N come NUTELLA. Se Cuadrado al cubo è un cioccolato amaro, Mertens è la nutella azzurra da spalmare sulla stanchezza bianconera al tramonto della partita, il colpo al fegato della Juve, il tip-tap sui tacchetti, la scossa, la risoluzione finale.

O come O PIPITA. E chi se no? O Pipita nostro è questo qua. 24 gol, 14 in casa, 10 fuori, 7 doppiette, 10 gol decisivi che hanno fruttato otto vittorie. All’andata un assist e il gol vincente. Juve castigata per la Supercoppa 2014, nella lontananza di Doha, due reti e un rigore nella lotteria dei penalty. Grinta, tecnica, potenza.

P come POGBA. Ha la crestona da gallo nero pitturata d’oro da re Salomone Marotta che dalle miniere juventine gli scuce 4,5 milioni a stagione (nessuno come Polpo Paul nella Juve). Tutto un tentacolo umano, un ballerino di prima fila, un cha-cha-cha, uno scorpione sintetico, un contorsionista del pallone con tecnica sopraffina e colpi da goleador. Alto 1,91 spesso ha la testa tra le nuvole. Quando torna sulla terra fa male.

Q come QUO VADO? E quién sabe? Si va ne la città dolente tra la sabauda gente, all’aeroporto di Caselle, in Piazza Castello, alla Continassa, nella città di Fred Buscaglione piccola così. Si va nella città fonduta. Si gioca di sera, una partita da gustare in un bicchiere di Barbera.

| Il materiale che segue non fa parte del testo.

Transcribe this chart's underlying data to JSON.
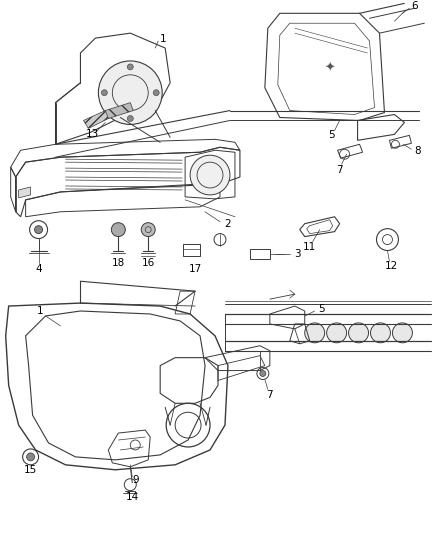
{
  "background_color": "#ffffff",
  "line_color": "#3a3a3a",
  "text_color": "#000000",
  "fig_width": 4.38,
  "fig_height": 5.33,
  "dpi": 100,
  "label_fontsize": 7.5,
  "top_diagram": {
    "y_min": 0.5,
    "y_max": 1.0
  },
  "bottom_diagram": {
    "y_min": 0.01,
    "y_max": 0.47
  }
}
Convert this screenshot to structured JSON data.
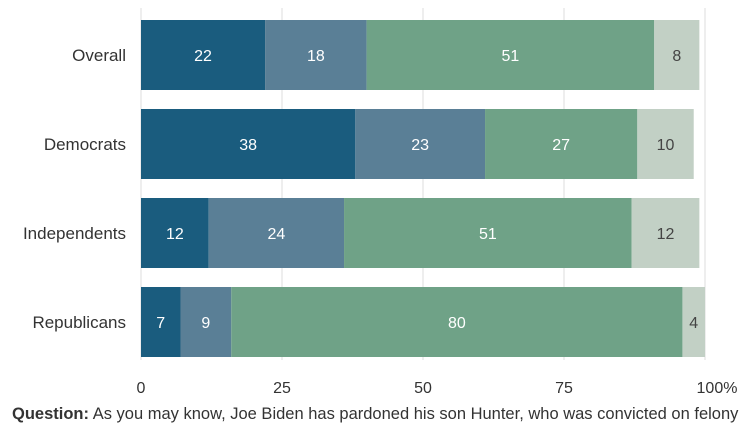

R come REINA. Si va alla guerra, occorre la parata militare. A Torino fa freddo: chiudere la porta, evitare gli spifferi e i pifferi, respingere, bloccare, volare così colà dove lui puote. Si vis pacem, para bello. E poi via col rap di Clementino: napoletano, c’è un signore che mi chiama così.

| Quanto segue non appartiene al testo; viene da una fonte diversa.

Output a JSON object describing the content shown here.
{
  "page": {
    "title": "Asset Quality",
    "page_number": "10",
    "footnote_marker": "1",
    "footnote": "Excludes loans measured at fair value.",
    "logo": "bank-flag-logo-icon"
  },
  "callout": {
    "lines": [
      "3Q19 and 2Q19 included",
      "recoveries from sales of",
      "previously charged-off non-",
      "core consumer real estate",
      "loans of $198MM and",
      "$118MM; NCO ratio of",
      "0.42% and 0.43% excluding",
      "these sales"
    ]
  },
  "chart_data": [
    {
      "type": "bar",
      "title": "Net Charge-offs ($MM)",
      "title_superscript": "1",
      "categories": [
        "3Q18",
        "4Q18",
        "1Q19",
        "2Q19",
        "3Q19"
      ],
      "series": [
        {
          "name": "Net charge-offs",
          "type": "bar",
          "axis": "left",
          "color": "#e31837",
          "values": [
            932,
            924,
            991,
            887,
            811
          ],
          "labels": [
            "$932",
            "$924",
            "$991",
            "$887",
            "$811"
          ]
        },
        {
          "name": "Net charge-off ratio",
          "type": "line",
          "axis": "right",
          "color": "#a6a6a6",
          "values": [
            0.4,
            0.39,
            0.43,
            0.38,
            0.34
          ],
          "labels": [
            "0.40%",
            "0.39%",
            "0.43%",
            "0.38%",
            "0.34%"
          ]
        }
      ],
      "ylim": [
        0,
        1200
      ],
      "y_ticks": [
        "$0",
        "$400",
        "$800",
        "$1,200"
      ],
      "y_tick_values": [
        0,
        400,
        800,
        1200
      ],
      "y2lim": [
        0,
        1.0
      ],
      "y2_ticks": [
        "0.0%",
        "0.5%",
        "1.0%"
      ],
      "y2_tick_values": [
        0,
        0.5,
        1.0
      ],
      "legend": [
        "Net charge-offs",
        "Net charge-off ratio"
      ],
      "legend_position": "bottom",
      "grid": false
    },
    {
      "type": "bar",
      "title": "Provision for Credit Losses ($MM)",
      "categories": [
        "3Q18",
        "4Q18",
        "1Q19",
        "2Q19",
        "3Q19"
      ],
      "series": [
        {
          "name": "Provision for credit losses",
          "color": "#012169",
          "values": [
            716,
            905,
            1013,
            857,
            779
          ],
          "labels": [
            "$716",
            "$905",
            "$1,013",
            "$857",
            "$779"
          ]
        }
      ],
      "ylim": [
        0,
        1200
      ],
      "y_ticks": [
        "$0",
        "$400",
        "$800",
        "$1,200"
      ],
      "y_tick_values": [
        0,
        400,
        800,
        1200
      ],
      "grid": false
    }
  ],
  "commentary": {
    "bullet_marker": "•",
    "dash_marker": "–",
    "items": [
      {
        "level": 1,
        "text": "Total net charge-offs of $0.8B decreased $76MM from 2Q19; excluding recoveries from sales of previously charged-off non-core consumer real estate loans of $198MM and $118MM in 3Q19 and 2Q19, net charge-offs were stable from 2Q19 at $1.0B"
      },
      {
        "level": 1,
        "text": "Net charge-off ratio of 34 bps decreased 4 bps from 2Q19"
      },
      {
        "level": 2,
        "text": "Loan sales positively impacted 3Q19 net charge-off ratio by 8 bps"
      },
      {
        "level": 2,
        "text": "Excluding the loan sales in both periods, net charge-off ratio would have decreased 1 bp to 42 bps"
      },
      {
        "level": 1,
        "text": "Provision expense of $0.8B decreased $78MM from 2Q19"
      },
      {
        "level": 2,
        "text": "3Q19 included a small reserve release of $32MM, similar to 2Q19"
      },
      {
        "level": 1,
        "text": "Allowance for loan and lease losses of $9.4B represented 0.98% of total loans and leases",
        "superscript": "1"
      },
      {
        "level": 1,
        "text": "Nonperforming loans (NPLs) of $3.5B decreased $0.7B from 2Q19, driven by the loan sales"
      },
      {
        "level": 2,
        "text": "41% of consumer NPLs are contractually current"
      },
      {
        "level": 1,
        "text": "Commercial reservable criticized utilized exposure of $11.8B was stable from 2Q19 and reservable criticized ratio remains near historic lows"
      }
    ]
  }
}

S come SARRI. Vigilia serena (tante e cchiù sigarette aggio appicciate), partita che si carica da sola, però fumarsi la Juve in una nuvola di sogno e poi andare al cinema con De Laurentiis (l’abbiamo fatta grossa).

T come TRIGLIA. Il livornese Allegri ha un po’ il profilo della triglia omonima. Lungo e sottile, esprime a singhiozzi l’ironia toscana, la battuta gli esce strozzata. Padre scaricatore di porto e madre infermiera, ha acquisito un aplomb di damerino lievemente scontroso. Il gesto di strapparsi la giacca a Modena quando, dopo l’autogol di Bonucci, il Carpi stava per pareggiare 3-3 con Lollo è secondo solo al gran rifiuto delle nozze quando due giorni prima piantò la fidanzata. Si è poi regolarmente sposato con un’altra. Ora ama Madama.

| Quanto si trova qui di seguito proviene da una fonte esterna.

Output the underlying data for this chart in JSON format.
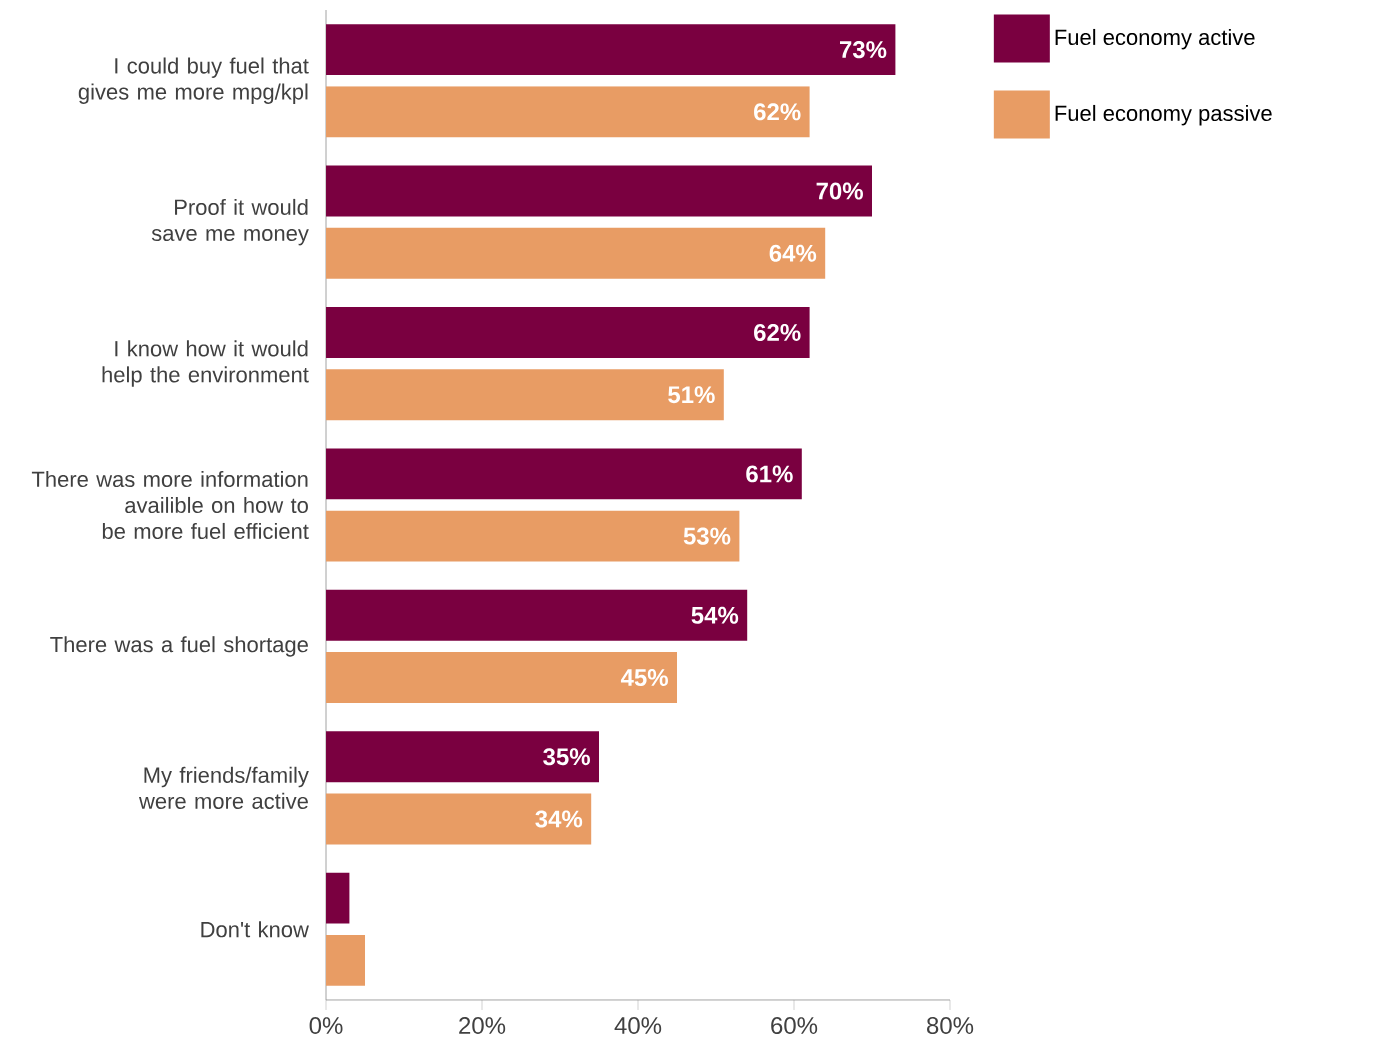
{
  "chart_data": {
    "type": "bar",
    "orientation": "horizontal",
    "categories": [
      "I could buy fuel that gives me more mpg/kpl",
      "Proof it would save me money",
      "I know how it would help the environment",
      "There was more information availible on how to be more fuel efficient",
      "There was a fuel shortage",
      "My friends/family were more active",
      "Don't know"
    ],
    "series": [
      {
        "name": "Fuel economy active",
        "color": "#7a0040",
        "values": [
          73,
          70,
          62,
          61,
          54,
          35,
          3
        ],
        "value_labels": [
          "73%",
          "70%",
          "62%",
          "61%",
          "54%",
          "35%",
          null
        ]
      },
      {
        "name": "Fuel economy passive",
        "color": "#e89c64",
        "values": [
          62,
          64,
          51,
          53,
          45,
          34,
          5
        ],
        "value_labels": [
          "62%",
          "64%",
          "51%",
          "53%",
          "45%",
          "34%",
          null
        ]
      }
    ],
    "xlim": [
      0,
      80
    ],
    "xticks": [
      {
        "value": 0,
        "label": "0%"
      },
      {
        "value": 20,
        "label": "20%"
      },
      {
        "value": 40,
        "label": "40%"
      },
      {
        "value": 60,
        "label": "60%"
      },
      {
        "value": 80,
        "label": "80%"
      }
    ],
    "legend": "top right"
  }
}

U come UFO. Prendete un Ufo con una faccia simpatica ma tosta, metà brasiliana, metà sioux, fatelo di tungsteno, fornitegli rastrello, fiocina e uncino, caricatelo a molla ed ecco Allan, lo spazzaneve del centrocampo, l’addomesticatore di palloni, l’audace incursore. Fondamentale a Torino per tagliare le gambe a Optì Pobà.

V come VINICIO. Il leone di via Manzoni. Uno che ha segnato sei gol alla Juve, anche una doppietta. L’allenatore di un Napoli che andò a sfidare i bianconeri per lo scudetto.

Z come ZAZA. Il basilisco di Policaro ripreso a 18 milioni, il percussore dell’ultimo assalto, l’ultima cartuccia, se lo conosci lo eviti.